Śniadek: wolność nie przyniosła pracownikom poczucia bezpieczeństwa

Śniadek: wolność nie przyniosła pracownikom poczucia bezpieczeństwa

Dodano:   /  Zmieniono: 
Uzyskana po 1989 roku wolność nie przyniosła polskim pracownikom poczucia bezpieczeństwa - mówił przewodniczący NSZZ "Solidarność" Janusz Śniadek w czwartek wieczorem na obchodach rocznicy Grudnia '70 w Gdyni. "Trwa nieustanny atak na reprezentacje pracowników, na związki zawodowe, uderza się w prawo pracy. Dla elit politycznych i gospodarczych pracownik to wyłącznie pozycja w kosztach, które trzeba ograniczać" - powiedział Śniadek na uroczystościach, które odbyły się pod pomnikiem Ofiar Grudnia '70 przed gdyńskim Urzędem Miasta.
Przewodniczący "S" przypomniał, że trwa sprzedaż majątku stoczni w Gdyni i Szczecinie. "Solidarność będzie robić wszystko, co w naszej mocy, żeby reaktywować działalność stoczniową" - zaznaczył. Jak dodał, po 1989 roku w Polsce nadal nie rozliczono wielu komunistycznych zbrodni. "Polski wymiar sprawiedliwości ciągle nie zmył z siebie hańby, którą okrył się w czasach PRL-u. Gorzej, pogłębia tą hańbę wyrokami, jak ten ostatni w sprawie Grzegorza Przemyka (w poniedziałek warszawski sąd apelacyjny uznał, że sprawa ta przedawniła się 1 stycznia 2005 r. - red.)" - mówił Śniadek, dodając, że "z wolnością nie wróciła do Polski sprawiedliwość".
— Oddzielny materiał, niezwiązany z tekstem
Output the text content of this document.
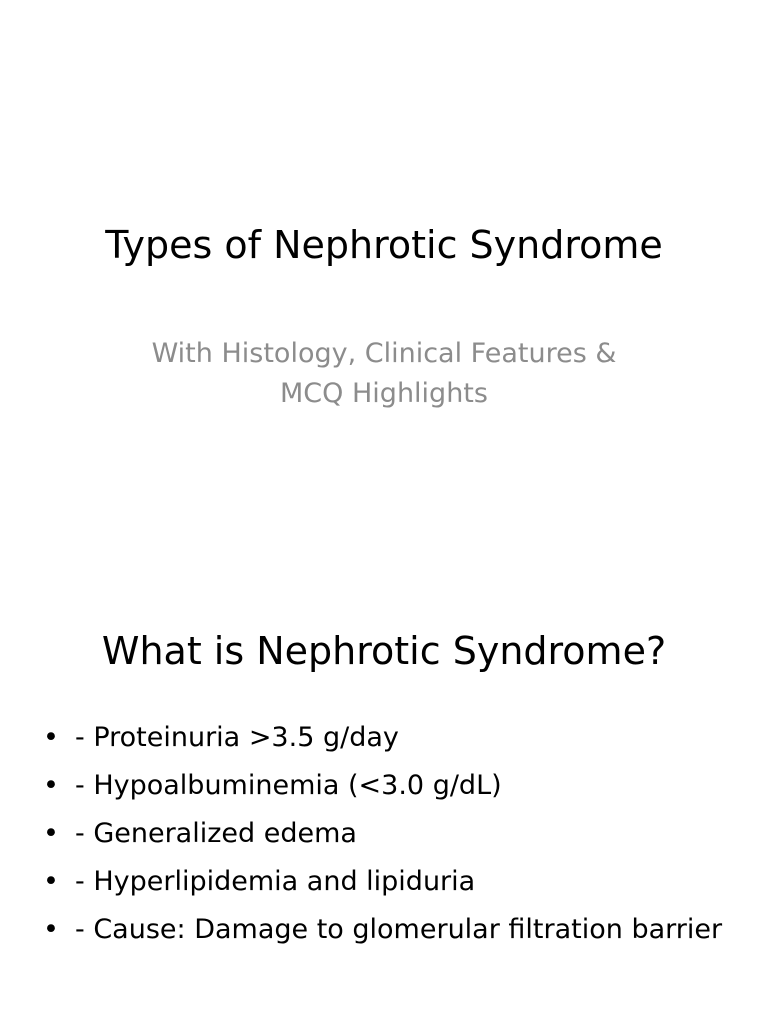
Types of Nephrotic Syndrome

With Histology, Clinical Features & MCQ Highlights

What is Nephrotic Syndrome?
• - Proteinuria >3.5 g/day
• - Hypoalbuminemia (<3.0 g/dL)
• - Generalized edema
• - Hyperlipidemia and lipiduria
• - Cause: Damage to glomerular filtration barrier
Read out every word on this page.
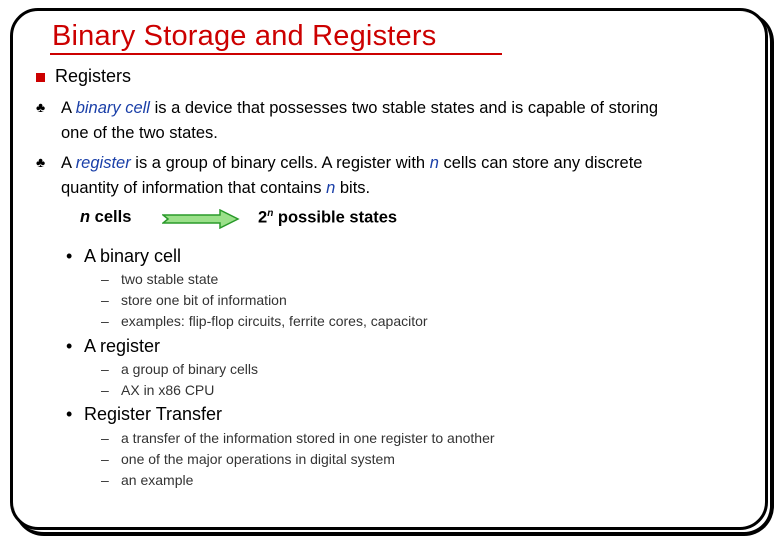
Binary Storage and Registers
Registers
♣ A binary cell is a device that possesses two stable states and is capable of storing
one of the two states.
♣ A register is a group of binary cells. A register with n cells can store any discrete
quantity of information that contains n bits.
n cells	2$^n$ possible states
• A binary cell
– two stable state
– store one bit of information
– examples: flip-flop circuits, ferrite cores, capacitor
• A register
– a group of binary cells
– AX in x86 CPU
• Register Transfer
– a transfer of the information stored in one register to another
– one of the major operations in digital system
– an example
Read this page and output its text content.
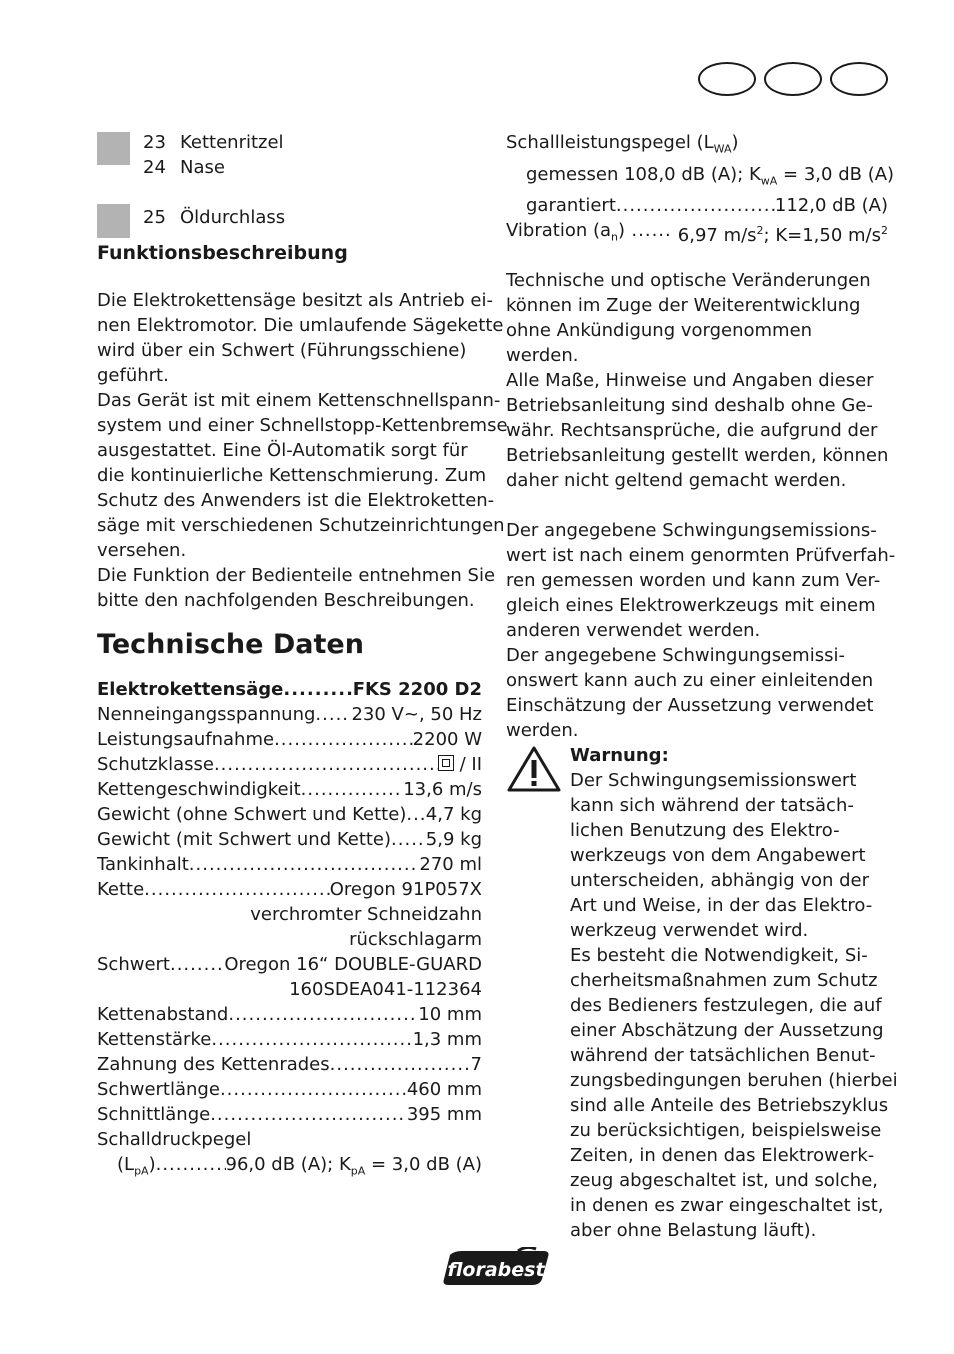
23 Kettenritzel
24 Nase
25 Öldurchlass
Funktionsbeschreibung

Die Elektrokettensäge besitzt als Antrieb ei-

nen Elektromotor. Die umlaufende Sägekette

wird über ein Schwert (Führungsschiene)

geführt.

Das Gerät ist mit einem Kettenschnellspann-

system und einer Schnellstopp-Kettenbremse

ausgestattet. Eine Öl-Automatik sorgt für

die kontinuierliche Kettenschmierung. Zum

Schutz des Anwenders ist die Elektroketten-

säge mit verschiedenen Schutzeinrichtungen

versehen.

Die Funktion der Bedienteile entnehmen Sie

bitte den nachfolgenden Beschreibungen.

Technische Daten
Elektrokettensäge .....	FKS 2200 D2
Nenneingangsspannung ..... 230 V~, 50 Hz
Leistungsaufnahme .....	2200 W
Schutzklasse .....	/ II
Kettengeschwindigkeit .....	13,6 m/s
Gewicht (ohne Schwert und Kette) ..... 4,7 kg
Gewicht (mit Schwert und Kette) ..... 5,9 kg
Tankinhalt .....	270 ml
Kette .....	Oregon 91P057X
verchromter Schneidzahn
rückschlagarm
Schwert .....	Oregon 16“ DOUBLE-GUARD
160SDEA041-112364
Kettenabstand .....	10 mm
Kettenstärke .....	1,3 mm
Zahnung des Kettenrades .....	7
Schwertlänge .....	460 mm
Schnittlänge .....	395 mm

Schalldruckpegel

$(L_{pA})$ .....	96,0 dB (A); $K_{pA} = 3,0$ dB (A)

Schallleistungspegel $(L_{WA})$

gemessen 108,0 dB (A); $K_{wA} = 3,0$ dB (A)

garantiert .....	112,0 dB (A)
Vibration $(a_n)$ .....	6,97 $m/s^2$; K=1,50 $m/s^2$

Technische und optische Veränderungen

können im Zuge der Weiterentwicklung

ohne Ankündigung vorgenommen

werden.

Alle Maße, Hinweise und Angaben dieser

Betriebsanleitung sind deshalb ohne Ge-

währ. Rechtsansprüche, die aufgrund der

Betriebsanleitung gestellt werden, können

daher nicht geltend gemacht werden.

Der angegebene Schwingungsemissions-

wert ist nach einem genormten Prüfverfah-

ren gemessen worden und kann zum Ver-

gleich eines Elektrowerkzeugs mit einem

anderen verwendet werden.

Der angegebene Schwingungsemissi-

onswert kann auch zu einer einleitenden

Einschätzung der Aussetzung verwendet

werden.

Warnung:

Der Schwingungsemissionswert

kann sich während der tatsäch-

lichen Benutzung des Elektro-

werkzeugs von dem Angabewert

unterscheiden, abhängig von der

Art und Weise, in der das Elektro-

werkzeug verwendet wird.

Es besteht die Notwendigkeit, Si-

cherheitsmaßnahmen zum Schutz

des Bedieners festzulegen, die auf

einer Abschätzung der Aussetzung

während der tatsächlichen Benut-

zungsbedingungen beruhen (hierbei

sind alle Anteile des Betriebszyklus

zu berücksichtigen, beispielsweise

Zeiten, in denen das Elektrowerk-

zeug abgeschaltet ist, und solche,

in denen es zwar eingeschaltet ist,

aber ohne Belastung läuft).

florabest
Przewodniczący zaapelował do uczestników uroczystości o zaangażowanie się w sprawy ważne dla kraju. "Musimy się jasno określać, stawać w obronie krzyża, domagać sprawiedliwości, bronić prawa pracy" - przekonywał Śniadek. Mówił, że "stając z boku, marnujemy naszą wolność". Śniadek zaapelował też o "godne" obchody przypadającego w przyszłym roku 30-lecia podpisania porozumień sierpniowych i powstania Solidarności. "Niech kłótnie i spory znowu nie zmącą atmosfery tego święta" - mówił przewodniczący.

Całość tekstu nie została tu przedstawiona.